The rationale is that increasing the number of source-detector chains on a given gantry will

proportionally reduce the data acquisition time and improve the temporal resolution [8]. The first

real example is the multisource CT prototype known as the dynamic spatial reconstructor (DSR)

[9], which still demands a mechanical scan, and is not stationary.

Subsequently, several multi-source CT schemes were designed. Liu et al. demonstrated the

improved image quality in a simulated five-source cone-beam micro-CT using a Feldkamp-type

reconstruction algorithm [10]. Zhao et al. conceptualized a triple-source helical/saddle cone-

beam CT system and developed an exact volumetric reconstruction algorithm. Cao et al.

proposed an 80 multi-source interior CT architecture that employs three stationary x-ray source

arrays and three detector operated in the interior tomography mode [11]. For most of multiple

source-based x-ray imaging system designs, a general challenge is how to collect high-quality

data and perform interior CT reconstruction [12]. In interior tomography, x-ray beams are

restricted to travel through a local region of interest (ROI), thereby compromising the

measurement on the ROI by both surrounding tissues and data noise due to Poisson noise and

Compton scattering [13, 14]. Nevertheless, interior tomography enables utilization of smaller x-

ray detectors, allows more source-detector chains in a given gantry space, and provides high

temporal resolution thanks to the parallelism offered by multiple imaging chains. Clearly, the

multi-source interior CT architecture has the potential to achieve ultrahigh temporal resolution

for all-phase cardiac CT imaging. However, most of these multiple-source CT cardiac imaging

systems have not been prototyped so far for sparsity of the resultant dataset practically feasible,

complexity of the system engineering, and cost incurred in such a highly non-trivial undertaking.

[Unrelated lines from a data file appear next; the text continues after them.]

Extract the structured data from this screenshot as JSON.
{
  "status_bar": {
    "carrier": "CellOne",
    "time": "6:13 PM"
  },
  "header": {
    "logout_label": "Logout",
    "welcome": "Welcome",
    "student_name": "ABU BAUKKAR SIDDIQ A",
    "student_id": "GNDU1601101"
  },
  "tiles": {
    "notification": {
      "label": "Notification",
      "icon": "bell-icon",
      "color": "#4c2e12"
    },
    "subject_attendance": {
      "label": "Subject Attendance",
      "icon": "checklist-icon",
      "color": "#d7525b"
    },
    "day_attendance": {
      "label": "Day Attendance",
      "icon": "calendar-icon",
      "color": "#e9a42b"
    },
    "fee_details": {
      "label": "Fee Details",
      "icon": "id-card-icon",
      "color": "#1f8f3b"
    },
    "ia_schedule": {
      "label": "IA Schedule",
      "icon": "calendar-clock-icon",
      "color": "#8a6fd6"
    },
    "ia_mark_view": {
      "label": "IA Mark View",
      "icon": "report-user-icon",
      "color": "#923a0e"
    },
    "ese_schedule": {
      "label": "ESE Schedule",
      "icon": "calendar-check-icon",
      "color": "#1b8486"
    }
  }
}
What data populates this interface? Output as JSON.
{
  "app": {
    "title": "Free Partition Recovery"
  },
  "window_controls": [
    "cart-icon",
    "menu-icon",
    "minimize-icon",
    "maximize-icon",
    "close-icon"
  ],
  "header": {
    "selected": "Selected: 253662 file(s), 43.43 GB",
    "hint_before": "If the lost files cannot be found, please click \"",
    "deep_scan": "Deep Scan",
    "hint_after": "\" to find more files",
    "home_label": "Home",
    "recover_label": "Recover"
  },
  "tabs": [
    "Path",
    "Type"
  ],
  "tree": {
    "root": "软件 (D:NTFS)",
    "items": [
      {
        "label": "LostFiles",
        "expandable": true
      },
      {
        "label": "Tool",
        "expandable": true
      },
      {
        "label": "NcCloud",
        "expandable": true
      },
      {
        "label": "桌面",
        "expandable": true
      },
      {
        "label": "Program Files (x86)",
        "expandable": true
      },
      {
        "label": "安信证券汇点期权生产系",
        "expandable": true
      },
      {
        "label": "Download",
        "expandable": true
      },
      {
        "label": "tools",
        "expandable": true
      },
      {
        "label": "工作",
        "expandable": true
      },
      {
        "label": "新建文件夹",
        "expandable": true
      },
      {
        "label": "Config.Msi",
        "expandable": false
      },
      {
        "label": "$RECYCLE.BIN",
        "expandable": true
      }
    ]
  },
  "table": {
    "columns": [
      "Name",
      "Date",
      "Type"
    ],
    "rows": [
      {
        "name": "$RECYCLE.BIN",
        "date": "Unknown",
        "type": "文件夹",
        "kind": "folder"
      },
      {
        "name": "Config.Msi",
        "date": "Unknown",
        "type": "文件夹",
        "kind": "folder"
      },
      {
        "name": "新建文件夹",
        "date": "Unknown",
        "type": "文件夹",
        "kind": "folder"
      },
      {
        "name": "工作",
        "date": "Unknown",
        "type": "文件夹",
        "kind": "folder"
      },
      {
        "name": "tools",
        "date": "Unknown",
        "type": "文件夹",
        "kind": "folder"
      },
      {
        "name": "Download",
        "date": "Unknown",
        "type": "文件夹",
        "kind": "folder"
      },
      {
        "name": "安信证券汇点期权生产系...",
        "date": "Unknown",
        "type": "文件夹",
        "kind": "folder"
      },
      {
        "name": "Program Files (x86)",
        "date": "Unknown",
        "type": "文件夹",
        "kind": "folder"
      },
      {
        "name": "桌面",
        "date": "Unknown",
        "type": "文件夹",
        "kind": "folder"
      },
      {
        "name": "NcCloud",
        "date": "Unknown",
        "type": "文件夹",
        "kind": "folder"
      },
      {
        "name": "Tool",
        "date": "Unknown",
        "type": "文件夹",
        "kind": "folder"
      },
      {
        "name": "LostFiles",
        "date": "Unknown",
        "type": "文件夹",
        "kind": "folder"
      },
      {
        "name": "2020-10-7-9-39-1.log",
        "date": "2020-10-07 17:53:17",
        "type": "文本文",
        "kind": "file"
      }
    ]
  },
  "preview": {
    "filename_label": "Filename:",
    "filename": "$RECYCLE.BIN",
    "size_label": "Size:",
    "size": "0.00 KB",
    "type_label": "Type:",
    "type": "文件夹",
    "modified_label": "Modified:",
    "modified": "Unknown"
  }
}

Over recent years, the use of artificial intelligence (AI) [15], specifically deep learning, has

become instrumental for processing, reconstruction, analysis and interpretation of medical

images [16]. In the field of dynamic cardiac imaging, the adaption of deep learning techniques

is now the mainstream to remove image artifacts in the cases of limited and compromised

measurements [17]. Bello et Al. took image sequences of the heart acquired using cardiac MRI

to create time-resolved 3D segmentations using a fully convolutional network aided by

anatomical shape priors [18]. To provide a high-quality image in phase-contrast magnetic

resonance imaging, Vishnevskiy et Al. proposed an efficient model-based deep neural

reconstruction network to avoid hyperparametric turning and expensive computational

overhead of the compressed sensing reconstruction methods for clinical aortic flow analysis

[19]. To improve the overall quality of 4D CBCT images, the two CNN models, named N-Net

and CycN-Net were proposed in [20]. By all means, any improvement in the analysis of cardiac

dynamics may lead to better diagnosis and monitoring of CVDs.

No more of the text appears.